PDFs - Experiences and Importers
Learn about the benefits and challenges associated with using Portable Document Format files, as well as tips on importing them.
PDF (Portable Document Format) is a file format used to present documents in a standardised manner independent of the device or software it is being viewed on and we support various types.
We now render PDFs so that the actual PDF page is displayed, rather than an image. True PDFs have much better quality and are now automatically enabled everywhere, since 07/04/22. Any PDFs uploaded before that date would only be using True PDF if they were explicitly set to.
Enhanced PDFs are true PDF pages with tappable hotspots that link to HTML versions of the content. These are usually curated by a 3rd party company called XCago, then sent back to us via SFTP to be automatically uploaded to the CMS.
Note: Enhanced PDF editions are curated by NITF Manifest - Enhanced PDFs and articles. They cannot have manually added articles curated in another setting - therefore they will only appear at the top or the edition.
Double Page Spreads
Many magazines are designed with double page spreads in mind - these involve articles that span both left and right pages of the physical magazines, and the content will often run across them. Pugpig can render double page spreads in landscape mode. When we do this, the pages will fit the height of the screen so you can see an overview of the entire spread. You can zoom the pages to read the detail.
The first page (normally the cover) will sit on its own on the right of the screen, and the last page will sit on its own on the left.
Double Page Spreads can be used in conjunction with Enhanced PDF so you can click between the HTML and PDF views.
When saving double page spreads, currently it saves both the left and the right page as separate items.
When sharing double page spreads, it shares the URL to the first page to ensure a user in opening the app in portrait mode will see the correct content.
It is enabled in the "Pugpig Full Page Image Service" settings in Express, by changing the setting from None, to First page on left, or on right. On Left will display the cover of the edition next to the inside first page. On Right will display the cover on its own, then the first 2 inside pages together.
Some users wish to download a full PDF file for sharing or printing. If you wish to enable this, read this.
(Deprecated) Image PDF
This creates a JPEG image of the PDF files and displays them in the app. It is however lower quality and we no longer do this anywhere for Bolt apps.
PDF Page Importer
This is how we upload most PDFs, either 1 whole PDF file, or multiple PDF pages, to Express.
We need to know the expected filename format that we’ll be receiving. We use the filename of a PDF to give it all of its information; name, user-facing date where in the app it will appear etc. This format cannot change without prior agreement, or uploads will either fail or have the wrong information. Using file name conventions works best when the SFTP is automatic from a consistent system.
Some things to bear in mind when we agree the convention:
- Find out if the edition key matters for any other systems. In particular, if the client uses issue based auth or sells single issue IAPS then they will. If the key is not the same in these systems, the filename becomes very unpleasant
- Find out if we need filter groups, and if yes ensure something in the name tells us this
- If the name is a Date (e.g.

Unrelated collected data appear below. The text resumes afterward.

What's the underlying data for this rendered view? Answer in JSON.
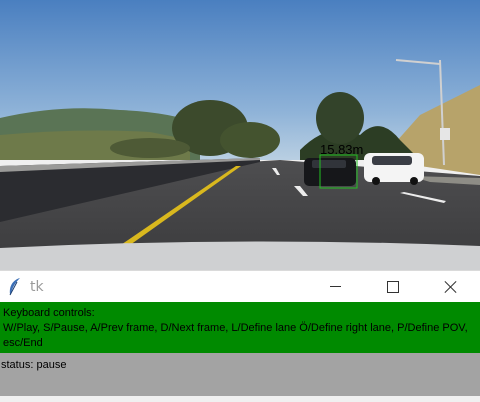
{
  "window": {
    "title": "tk",
    "icon": "feather-icon"
  },
  "window_controls": {
    "minimize": "minimize-icon",
    "maximize": "maximize-icon",
    "close": "close-icon"
  },
  "video": {
    "detection_label": "15.83m",
    "detection_box_color": "#22c022",
    "lane_line_color": "#e8c400"
  },
  "controls_panel": {
    "heading": "Keyboard controls:",
    "text": "W/Play, S/Pause, A/Prev frame, D/Next frame, L/Define lane Ö/Define right lane, P/Define POV, esc/End",
    "background": "#008a00"
  },
  "status": {
    "text": "status: pause",
    "background": "#a3a3a3"
  }
}
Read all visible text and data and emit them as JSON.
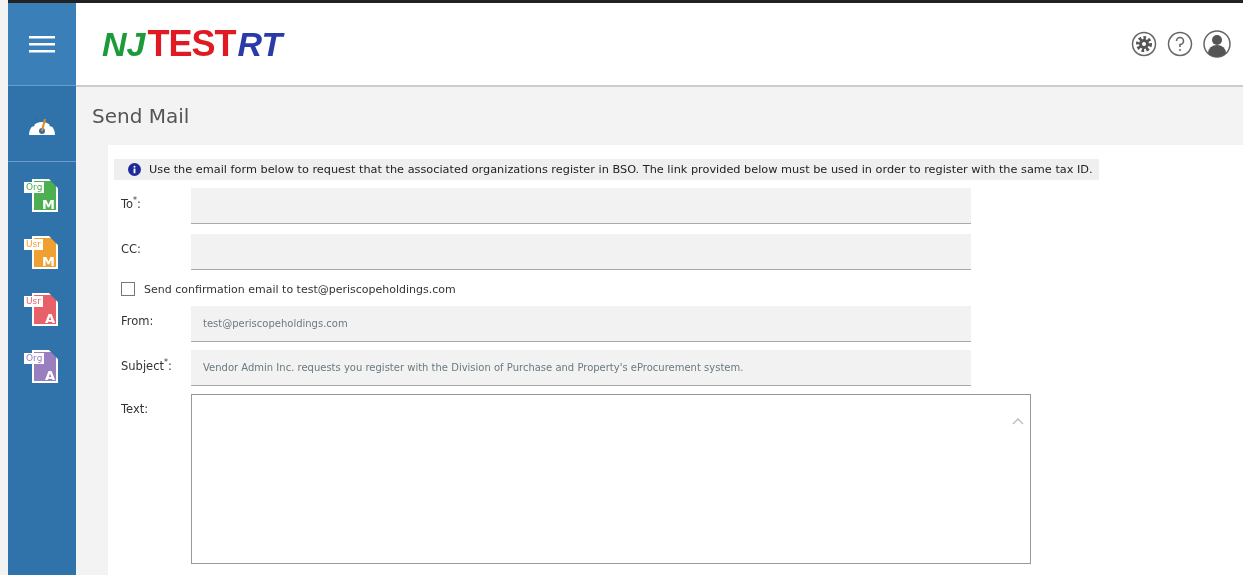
{
  "logo": {
    "first": "NJ",
    "overlay": "TEST",
    "second": "RT"
  },
  "page_title": "Send Mail",
  "sidebar": {
    "items": [
      {
        "kind": "dashboard"
      },
      {
        "kind": "file",
        "tag": "Org",
        "letter": "M",
        "color": "#4caf50"
      },
      {
        "kind": "file",
        "tag": "Usr",
        "letter": "M",
        "color": "#f0a030"
      },
      {
        "kind": "file",
        "tag": "Usr",
        "letter": "A",
        "color": "#e8606a"
      },
      {
        "kind": "file",
        "tag": "Org",
        "letter": "A",
        "color": "#9a7fc0"
      }
    ]
  },
  "info": "Use the email form below to request that the associated organizations register in BSO. The link provided below must be used in order to register with the same tax ID.",
  "form": {
    "to": {
      "label": "To$^{*}$:"
    },
    "cc": {
      "label": "CC:"
    },
    "confirm": {
      "label": "Send confirmation email to test@periscopeholdings.com",
      "checked": false
    },
    "from": {
      "label": "From:",
      "value": "test@periscopeholdings.com"
    },
    "subject": {
      "label": "Subject$^{*}$:",
      "value": "Vendor Admin Inc. requests you register with the Division of Purchase and Property's eProcurement system."
    },
    "text": {
      "label": "Text:"
    }
  }
}
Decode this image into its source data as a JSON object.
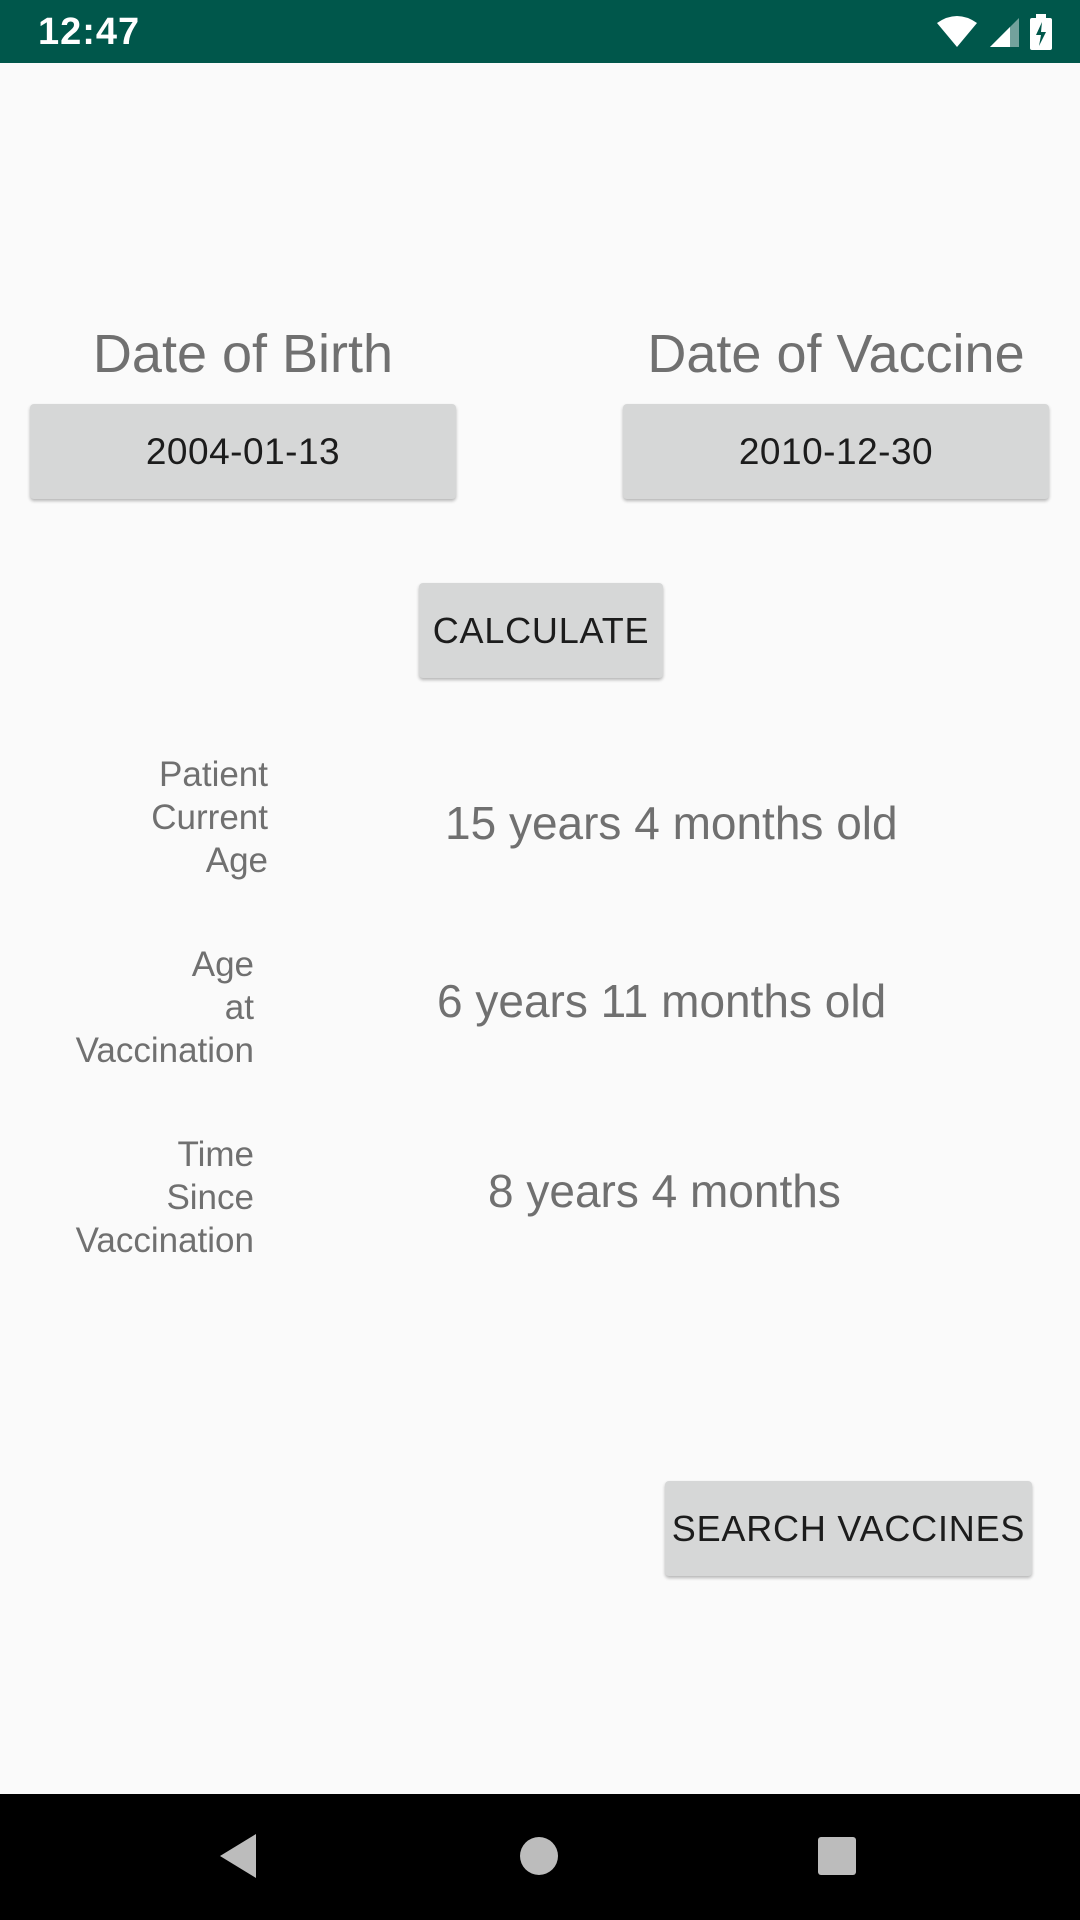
{
  "status_bar": {
    "time": "12:47",
    "background_color": "#00574b",
    "icons": [
      "wifi-icon",
      "cellular-signal-icon",
      "battery-charging-icon"
    ]
  },
  "birth": {
    "heading": "Date of Birth",
    "value": "2004-01-13"
  },
  "vaccine": {
    "heading": "Date of Vaccine",
    "value": "2010-12-30"
  },
  "calculate_label": "Calculate",
  "rows": [
    {
      "label": "Patient\nCurrent\nAge",
      "value": "15 years 4 months old"
    },
    {
      "label": "Age\nat\nVaccination",
      "value": "6 years 11 months old"
    },
    {
      "label": "Time\nSince\nVaccination",
      "value": "8 years 4 months"
    }
  ],
  "search_label": "Search Vaccines",
  "nav_bar": {
    "icons": [
      "back-icon",
      "home-icon",
      "recents-icon"
    ]
  },
  "colors": {
    "background": "#fafafa",
    "button": "#d6d7d7",
    "secondary_text": "#707070"
  }
}
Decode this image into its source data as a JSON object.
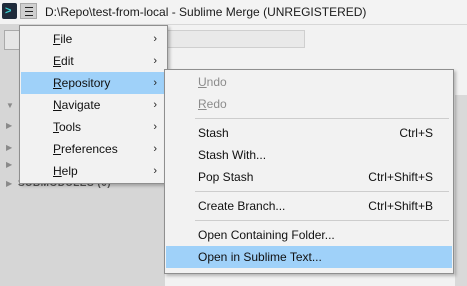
{
  "window": {
    "title": "D:\\Repo\\test-from-local - Sublime Merge (UNREGISTERED)",
    "app_icon_glyph": ">"
  },
  "sidebar": {
    "submodules_label": "SUBMODULES (0)"
  },
  "main_menu": {
    "items": [
      {
        "label": "File",
        "mnemonic": "F",
        "rest": "ile",
        "has_submenu": true
      },
      {
        "label": "Edit",
        "mnemonic": "E",
        "rest": "dit",
        "has_submenu": true
      },
      {
        "label": "Repository",
        "mnemonic": "R",
        "rest": "epository",
        "has_submenu": true
      },
      {
        "label": "Navigate",
        "mnemonic": "N",
        "rest": "avigate",
        "has_submenu": true
      },
      {
        "label": "Tools",
        "mnemonic": "T",
        "rest": "ools",
        "has_submenu": true
      },
      {
        "label": "Preferences",
        "mnemonic": "P",
        "rest": "references",
        "has_submenu": true
      },
      {
        "label": "Help",
        "mnemonic": "H",
        "rest": "elp",
        "has_submenu": true
      }
    ],
    "arrow_glyph": "›"
  },
  "repository_menu": {
    "items": [
      {
        "label": "Undo",
        "mnemonic": "U",
        "rest": "ndo",
        "shortcut": "",
        "enabled": false
      },
      {
        "label": "Redo",
        "mnemonic": "R",
        "rest": "edo",
        "shortcut": "",
        "enabled": false
      },
      {
        "label": "Stash",
        "shortcut": "Ctrl+S",
        "enabled": true
      },
      {
        "label": "Stash With...",
        "shortcut": "",
        "enabled": true
      },
      {
        "label": "Pop Stash",
        "shortcut": "Ctrl+Shift+S",
        "enabled": true
      },
      {
        "label": "Create Branch...",
        "shortcut": "Ctrl+Shift+B",
        "enabled": true
      },
      {
        "label": "Open Containing Folder...",
        "shortcut": "",
        "enabled": true
      },
      {
        "label": "Open in Sublime Text...",
        "shortcut": "",
        "enabled": true,
        "highlighted": true
      }
    ]
  },
  "colors": {
    "highlight": "#9fd1f9",
    "menu_bg": "#f2f2f2",
    "disabled_text": "#8c8c8c"
  }
}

Jan 2035) or issue # (e.g. Issue 234) then we can build this from fragments of the file name.
- If the name is a free for all string (e.g. King's Coronation Special Edition) then we suggest they change this in our CMS afterwards
If you would like to, you can upload editions manually.
To do so, go to PDF importer, in the tools section of the CMS. Then just drag and drop your PDF file into the box provided and in a few minutes it will appear in the editions section.
It will upload with no name, or date information, but you will be able to fill all of this out by clicking into the edition.
To automate the PDF flow to Express, we use an SFTP server, which will need to be set up on our end, with some additional info required:
- Whether PDFs will be sent as one whole, or each page individually
- Who will need access to the SFTP, and their SSH Public key
- The Express site code
XCago and SFTP
HTML converted or Enhanced PDF editions come from a 3rd Party company called XCago. In this case they set up the SFTP, rather than us. PDFs will be uploaded to the SFTP, (or provided to them another way) by you and they then return the output via SFTP to our CMS. If using the automated SFTP flow, it uses XCago’s server, not ours.
The NITF importer is used for both XCago converted HTML editions, and Enhanced PDF editions.
Repub (.epub) is another format we can use for HTML conversions and Enhanced PDF. The Repub format gives us more metadata and more inline information. Note, this format does not map into the header group meta fields in Express but places all article content into the body.